Proponents claim that hybrids are a “game-changing” low-cost technology that is suited to many different missions. These include: airlifting cargo and people to remote regions that are expensive or impossible to reach by road or conventional aircraft and helicopters; border surveillance and communications relay; and eco-friendly passenger service between city centers. Users could include resource exploration companies, humanitarian aid agencies, government agencies, internet service providers, and high-value tourism operators.

HAV has only one serious competitor, albeit an unlikely one. The Lockheed Martin Skunk Works has been quietly pursuing large airship and hybrid technology for 25 years. Ten years ago, it made six test flights of a 120-foot long tri-lobe hybrid demonstrator. It has since designed vehicles with payloads of up to 50 metric tons, before settling on a 21-metric-ton payload hybrid aimed specifically at the remote-lift market.

Lockheed Martin Corp.'s Hybrid Airship. Image courtesy of Lockheed Martin Corp.

Lockheed Martin Corp.’s Hybrid Airship.
Image courtesy of Lockheed Martin Corp.

At the Paris Air Show last year, the aerospace giant appointed an “independent reseller” named Hybrid Enterprises (HE) to market the Lockheed Martin Hybrid-1 (LMH-1). Earlier this year, LM constructed and showed off a full-scale mock-up of the 140-foot long flight deck, passenger and cargo compartment of the LMH-1 at Palmdale, California, within a setting that depicted it serving a remote open-pit mining site in Alaska.

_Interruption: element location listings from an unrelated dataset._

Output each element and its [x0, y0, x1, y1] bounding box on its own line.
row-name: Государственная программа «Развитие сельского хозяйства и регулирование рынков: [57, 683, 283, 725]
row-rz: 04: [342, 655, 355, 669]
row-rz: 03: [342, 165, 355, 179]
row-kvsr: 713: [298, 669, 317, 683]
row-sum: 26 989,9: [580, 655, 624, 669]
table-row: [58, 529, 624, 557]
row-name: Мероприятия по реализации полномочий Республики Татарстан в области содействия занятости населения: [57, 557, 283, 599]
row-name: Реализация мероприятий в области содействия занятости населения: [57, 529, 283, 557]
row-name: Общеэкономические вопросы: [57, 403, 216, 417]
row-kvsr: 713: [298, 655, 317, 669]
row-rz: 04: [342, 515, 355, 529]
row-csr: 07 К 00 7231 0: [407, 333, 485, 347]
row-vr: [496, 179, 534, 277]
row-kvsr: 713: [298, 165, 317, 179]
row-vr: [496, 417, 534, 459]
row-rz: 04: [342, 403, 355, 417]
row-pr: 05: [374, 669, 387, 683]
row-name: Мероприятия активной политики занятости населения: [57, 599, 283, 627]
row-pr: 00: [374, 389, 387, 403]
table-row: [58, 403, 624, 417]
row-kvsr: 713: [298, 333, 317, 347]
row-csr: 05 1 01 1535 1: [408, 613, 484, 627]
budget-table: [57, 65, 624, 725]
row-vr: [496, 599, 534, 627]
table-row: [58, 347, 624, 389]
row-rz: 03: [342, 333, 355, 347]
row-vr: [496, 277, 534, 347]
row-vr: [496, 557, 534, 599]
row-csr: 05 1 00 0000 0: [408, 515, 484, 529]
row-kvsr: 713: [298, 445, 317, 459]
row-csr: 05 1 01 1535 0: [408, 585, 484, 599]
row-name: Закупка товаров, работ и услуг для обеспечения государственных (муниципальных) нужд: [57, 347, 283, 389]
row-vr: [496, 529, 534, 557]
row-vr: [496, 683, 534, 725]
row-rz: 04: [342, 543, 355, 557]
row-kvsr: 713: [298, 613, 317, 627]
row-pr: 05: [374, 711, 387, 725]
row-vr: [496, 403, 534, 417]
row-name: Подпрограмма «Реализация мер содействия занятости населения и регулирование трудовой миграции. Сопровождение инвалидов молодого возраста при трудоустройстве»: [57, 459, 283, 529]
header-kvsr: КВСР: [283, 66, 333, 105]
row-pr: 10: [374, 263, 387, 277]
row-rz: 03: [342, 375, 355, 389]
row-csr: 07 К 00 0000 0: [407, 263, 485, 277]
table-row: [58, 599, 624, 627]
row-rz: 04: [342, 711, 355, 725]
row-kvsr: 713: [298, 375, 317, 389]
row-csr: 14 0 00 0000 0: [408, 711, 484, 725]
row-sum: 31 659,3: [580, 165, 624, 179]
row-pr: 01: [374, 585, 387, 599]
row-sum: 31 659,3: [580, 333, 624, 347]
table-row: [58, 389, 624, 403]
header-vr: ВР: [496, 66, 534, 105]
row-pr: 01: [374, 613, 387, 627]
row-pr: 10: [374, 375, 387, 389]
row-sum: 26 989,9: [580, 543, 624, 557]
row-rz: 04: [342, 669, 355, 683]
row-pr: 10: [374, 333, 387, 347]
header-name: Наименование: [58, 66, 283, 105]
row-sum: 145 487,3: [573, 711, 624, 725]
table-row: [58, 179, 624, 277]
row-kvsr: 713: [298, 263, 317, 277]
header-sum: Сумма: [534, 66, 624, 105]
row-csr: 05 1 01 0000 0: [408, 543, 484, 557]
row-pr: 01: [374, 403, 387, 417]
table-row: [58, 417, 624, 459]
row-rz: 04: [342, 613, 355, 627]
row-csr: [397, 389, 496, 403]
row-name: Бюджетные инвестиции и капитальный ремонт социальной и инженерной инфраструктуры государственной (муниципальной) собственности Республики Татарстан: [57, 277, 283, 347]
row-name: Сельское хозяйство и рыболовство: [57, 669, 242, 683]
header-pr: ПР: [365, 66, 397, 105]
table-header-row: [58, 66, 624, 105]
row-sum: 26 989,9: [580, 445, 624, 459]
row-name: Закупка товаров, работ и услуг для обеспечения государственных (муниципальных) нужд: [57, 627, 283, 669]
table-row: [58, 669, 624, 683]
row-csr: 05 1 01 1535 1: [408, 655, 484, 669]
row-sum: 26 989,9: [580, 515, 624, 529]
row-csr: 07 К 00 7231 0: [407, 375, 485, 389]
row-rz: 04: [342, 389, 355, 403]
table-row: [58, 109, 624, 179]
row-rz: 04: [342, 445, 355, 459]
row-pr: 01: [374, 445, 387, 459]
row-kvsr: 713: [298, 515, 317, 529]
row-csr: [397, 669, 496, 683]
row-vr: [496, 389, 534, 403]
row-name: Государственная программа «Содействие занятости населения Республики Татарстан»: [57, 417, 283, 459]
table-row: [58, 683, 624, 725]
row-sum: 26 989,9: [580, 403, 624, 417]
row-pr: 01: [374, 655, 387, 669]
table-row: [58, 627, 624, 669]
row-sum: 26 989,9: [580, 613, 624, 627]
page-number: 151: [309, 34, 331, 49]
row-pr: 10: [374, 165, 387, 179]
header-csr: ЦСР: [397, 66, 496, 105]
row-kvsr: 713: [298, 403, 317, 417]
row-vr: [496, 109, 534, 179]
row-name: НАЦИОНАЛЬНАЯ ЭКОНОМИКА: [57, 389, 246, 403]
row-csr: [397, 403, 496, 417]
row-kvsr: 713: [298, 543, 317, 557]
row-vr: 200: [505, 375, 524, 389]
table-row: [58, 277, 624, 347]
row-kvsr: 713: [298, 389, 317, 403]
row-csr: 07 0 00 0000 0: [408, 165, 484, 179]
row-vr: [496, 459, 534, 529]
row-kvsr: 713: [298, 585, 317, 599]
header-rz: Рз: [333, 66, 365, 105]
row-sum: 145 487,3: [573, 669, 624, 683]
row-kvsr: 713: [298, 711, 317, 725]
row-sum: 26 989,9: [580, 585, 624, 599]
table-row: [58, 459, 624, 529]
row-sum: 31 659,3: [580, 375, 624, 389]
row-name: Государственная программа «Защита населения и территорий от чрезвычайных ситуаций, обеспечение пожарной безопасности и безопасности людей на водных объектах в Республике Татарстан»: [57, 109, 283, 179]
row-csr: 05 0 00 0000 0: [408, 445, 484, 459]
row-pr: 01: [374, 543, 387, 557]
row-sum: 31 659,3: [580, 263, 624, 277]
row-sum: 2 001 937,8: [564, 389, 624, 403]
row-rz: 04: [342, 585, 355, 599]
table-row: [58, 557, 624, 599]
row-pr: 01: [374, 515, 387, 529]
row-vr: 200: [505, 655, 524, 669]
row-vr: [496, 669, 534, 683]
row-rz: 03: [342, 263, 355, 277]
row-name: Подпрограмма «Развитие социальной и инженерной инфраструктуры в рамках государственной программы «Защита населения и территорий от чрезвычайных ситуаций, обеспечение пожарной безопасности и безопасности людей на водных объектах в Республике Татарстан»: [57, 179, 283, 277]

But end-users, such as oil-and-gas exploration companies, are unwilling to sponsor development of the LMH-1, and LM won’t proceed without a firm order. HE has not yet attracted an existing airline or cargo operator, or aircraft leasing company. Instead, it has gained LM a letter of intent (LoI) from a British-led startup, Straightline Aviation. This company is staffed by veterans previously associated with Richard Branson and the Virgin Group’s ventures into lighter-than-air operations. Straightline has one rich backer, but will need more before it can firm up an LoI that LM said was worth some $480 million for the purchase of up to 12 hybrid airships. “We’re making good progress and expect to make an announcement in the autumn,” Straightline chief operating officer Mark Dorey told AIN last week.

Straightline also talked to HAV about the Airlander, but Dorey told AIN that it opted for the LMH-1 because it is more suited to the remote lift market. Meanwhile, HAV told AIN last week that “our launch customer is much more likely to be on the defense side, and we’ll progress discussion throughout Farnborough.”